Five Omni-specific prompt patterns to copy

A starter pack of patterns that map well to the model’s strengths:

1. Product hero

Generate a [duration] [aspect-ratio] hero shot of [product], [lighting], [camera move]. Audio: [ambient bed] with [signature sound] at [timecode]. Reference: [attach product photo].

2. Reel / Short with on-mic dialogue

9:16, [duration]. Subject delivers the line “[short copy]” directly to camera in a [setting]. Lip-sync precise. Background ambient: [environment sound]. Match the rhythm of [reference audio].

3. Music video cut

Generate [duration] of [subject] performing [action] to the attached music track. Cut visuals on the beat. Maintain character consistency across the clip. Lighting follows the track’s energy curve.

4. Cinematic short building block

10-second omni-clip: [subject] [action] in [environment]. Continuous [lighting setup]. Hold the audio bed across the cut so this clip can be chained with the previous one (attached).

5. Conversational edit

Take the previous generation and [specific change]. Keep [list of preserved elements] unchanged.
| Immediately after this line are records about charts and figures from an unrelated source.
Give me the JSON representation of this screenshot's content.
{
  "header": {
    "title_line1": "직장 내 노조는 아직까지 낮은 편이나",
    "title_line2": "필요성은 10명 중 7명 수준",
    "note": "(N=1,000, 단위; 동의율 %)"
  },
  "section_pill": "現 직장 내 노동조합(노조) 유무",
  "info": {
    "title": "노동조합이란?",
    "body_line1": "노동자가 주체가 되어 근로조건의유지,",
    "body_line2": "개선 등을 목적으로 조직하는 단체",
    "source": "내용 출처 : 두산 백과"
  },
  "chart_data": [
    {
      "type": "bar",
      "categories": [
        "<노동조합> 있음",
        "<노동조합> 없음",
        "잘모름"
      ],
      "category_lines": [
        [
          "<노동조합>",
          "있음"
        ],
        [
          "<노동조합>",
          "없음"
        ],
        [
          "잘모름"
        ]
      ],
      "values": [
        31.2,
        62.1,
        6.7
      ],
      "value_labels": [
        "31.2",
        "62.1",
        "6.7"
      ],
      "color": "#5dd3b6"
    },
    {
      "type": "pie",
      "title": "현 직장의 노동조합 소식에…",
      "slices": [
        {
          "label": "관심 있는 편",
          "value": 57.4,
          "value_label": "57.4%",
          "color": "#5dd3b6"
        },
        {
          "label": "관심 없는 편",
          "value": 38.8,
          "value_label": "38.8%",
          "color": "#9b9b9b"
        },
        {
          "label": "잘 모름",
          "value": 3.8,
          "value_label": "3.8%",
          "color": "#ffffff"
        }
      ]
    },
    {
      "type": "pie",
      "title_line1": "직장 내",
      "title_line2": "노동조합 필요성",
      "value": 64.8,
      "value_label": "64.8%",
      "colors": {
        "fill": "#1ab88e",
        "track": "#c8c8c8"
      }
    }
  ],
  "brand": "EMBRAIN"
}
Confirm the change took effect on [specific frame or timecode].

What to test on day one

When you finally get hands-on with Omni, four tests will tell you most of what you need to know:

  1. Text rendering on screen — does writing on a chalkboard or sign stay legible across the full clip?
  2. Lip sync on spoken dialogue — does the model land mouth shapes inside one generation?
  3. Multi-clip continuity — chain two 10-second omni-clips and check that characters, lighting and audio bed actually persist.
  4. Reference fidelity — does a reference image lock character identity, or only suggest it?

If Omni nails three of those four, your prompt library is suddenly more valuable than your tool stack. Plan accordingly.